Э, ну их всех! Омар устал от размышлений и почувствовал отвращение к этому бесплодному занятию. В алгебре, при всей ее сложности, все ясно. И, решая любую задачу, всегда находишь четкий ответ. Тут же – расплывчатость, бездоказательность. Неразбериха! В голове от нее туман. Один человек не может охватить сразу то, в чем веками никак не разберутся миллионы.
Он налил полную чашу вина и выпил до дна.
Человек должен быть свободен!
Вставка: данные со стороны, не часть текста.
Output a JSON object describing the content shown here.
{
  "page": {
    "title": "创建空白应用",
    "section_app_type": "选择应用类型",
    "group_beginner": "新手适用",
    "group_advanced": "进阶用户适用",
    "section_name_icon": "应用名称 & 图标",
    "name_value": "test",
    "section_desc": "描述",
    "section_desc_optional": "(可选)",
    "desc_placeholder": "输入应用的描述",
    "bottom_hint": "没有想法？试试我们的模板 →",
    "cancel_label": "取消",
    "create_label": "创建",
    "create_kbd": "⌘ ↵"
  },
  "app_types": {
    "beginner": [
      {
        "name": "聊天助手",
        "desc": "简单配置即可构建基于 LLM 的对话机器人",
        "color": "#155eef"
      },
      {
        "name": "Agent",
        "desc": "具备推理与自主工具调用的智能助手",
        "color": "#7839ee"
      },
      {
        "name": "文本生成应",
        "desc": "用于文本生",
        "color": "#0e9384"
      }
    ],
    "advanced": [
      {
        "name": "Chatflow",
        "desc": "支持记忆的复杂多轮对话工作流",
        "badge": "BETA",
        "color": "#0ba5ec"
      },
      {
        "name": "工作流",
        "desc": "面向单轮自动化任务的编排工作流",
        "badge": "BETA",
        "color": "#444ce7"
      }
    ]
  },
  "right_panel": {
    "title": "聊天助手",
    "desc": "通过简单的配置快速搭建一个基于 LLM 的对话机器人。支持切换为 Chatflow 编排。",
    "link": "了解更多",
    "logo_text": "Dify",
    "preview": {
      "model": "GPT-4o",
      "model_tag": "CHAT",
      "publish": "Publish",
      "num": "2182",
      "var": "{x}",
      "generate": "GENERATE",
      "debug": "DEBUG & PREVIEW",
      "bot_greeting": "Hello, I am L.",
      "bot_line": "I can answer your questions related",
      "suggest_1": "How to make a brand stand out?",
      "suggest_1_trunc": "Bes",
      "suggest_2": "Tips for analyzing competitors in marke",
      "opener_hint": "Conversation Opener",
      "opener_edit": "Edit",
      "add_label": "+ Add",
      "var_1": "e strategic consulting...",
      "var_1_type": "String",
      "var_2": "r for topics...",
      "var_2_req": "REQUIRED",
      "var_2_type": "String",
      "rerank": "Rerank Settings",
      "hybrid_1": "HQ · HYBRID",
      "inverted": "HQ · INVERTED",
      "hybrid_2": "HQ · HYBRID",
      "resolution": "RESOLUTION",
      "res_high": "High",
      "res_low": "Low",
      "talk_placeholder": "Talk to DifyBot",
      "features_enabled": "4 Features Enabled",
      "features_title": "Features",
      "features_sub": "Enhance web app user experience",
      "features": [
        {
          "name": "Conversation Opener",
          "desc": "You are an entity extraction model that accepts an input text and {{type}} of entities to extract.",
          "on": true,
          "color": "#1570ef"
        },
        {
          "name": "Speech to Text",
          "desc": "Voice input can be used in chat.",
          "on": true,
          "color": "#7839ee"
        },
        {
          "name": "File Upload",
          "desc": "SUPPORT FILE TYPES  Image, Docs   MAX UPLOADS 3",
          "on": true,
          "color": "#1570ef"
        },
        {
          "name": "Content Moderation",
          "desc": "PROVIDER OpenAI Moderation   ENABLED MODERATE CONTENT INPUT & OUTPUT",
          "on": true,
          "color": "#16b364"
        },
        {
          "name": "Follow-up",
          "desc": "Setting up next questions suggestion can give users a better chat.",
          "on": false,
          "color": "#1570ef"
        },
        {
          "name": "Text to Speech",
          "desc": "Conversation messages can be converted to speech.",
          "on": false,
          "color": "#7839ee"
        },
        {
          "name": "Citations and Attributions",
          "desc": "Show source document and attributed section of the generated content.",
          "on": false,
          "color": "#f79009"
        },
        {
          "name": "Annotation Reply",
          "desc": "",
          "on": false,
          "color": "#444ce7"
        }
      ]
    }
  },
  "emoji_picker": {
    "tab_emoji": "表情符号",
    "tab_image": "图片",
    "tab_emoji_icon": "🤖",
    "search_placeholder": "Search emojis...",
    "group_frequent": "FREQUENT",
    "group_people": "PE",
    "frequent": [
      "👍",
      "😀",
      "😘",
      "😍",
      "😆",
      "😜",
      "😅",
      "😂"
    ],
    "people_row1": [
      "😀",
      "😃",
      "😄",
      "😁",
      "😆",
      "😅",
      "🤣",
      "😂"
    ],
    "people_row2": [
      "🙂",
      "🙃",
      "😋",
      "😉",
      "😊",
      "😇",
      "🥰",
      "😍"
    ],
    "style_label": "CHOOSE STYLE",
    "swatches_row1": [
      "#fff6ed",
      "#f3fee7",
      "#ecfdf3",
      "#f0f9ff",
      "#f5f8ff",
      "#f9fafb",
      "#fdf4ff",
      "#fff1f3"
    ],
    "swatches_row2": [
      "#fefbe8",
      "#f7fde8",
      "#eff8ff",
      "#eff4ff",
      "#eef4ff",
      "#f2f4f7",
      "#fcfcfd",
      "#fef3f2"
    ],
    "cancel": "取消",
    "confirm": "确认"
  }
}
Душой и телом. Вот наша правда. Все, что дано человеку природой, нравственно. Нравственны разум и чувства. Опять мы вернулись к Эпикуру. Безнравственно то, что придумано людьми для устрашения и угнетения других людей. То есть запрет на разум и чувства.
Но все же, раз уж ты взялся, дело следует довести до конца. Тем более, что султан ждет от тебя каких-то откровений.
К чему же сводится учение исмаилитов? Чем оно отличается от прорвы других, не менее замысловатых? Прежде всего верой в переселение душ.
Омар долго листал «Книгу счастья» знаменитого исмаилитского проповедника Насире Хосрова, который упорно насаждал свою веру в Балхе, Нишапуре, Мазан-деране, Сеистане и Хутгаляне. Ее, в числе прочих книг, оставшихся от казненного хашишина, принес визирь Сад аль-Мульк.
Ученый давно знал об этой книге, но до сих пор у него не возникало нужды в нее заглядывать. Поэт-математик читал совсем другие книги…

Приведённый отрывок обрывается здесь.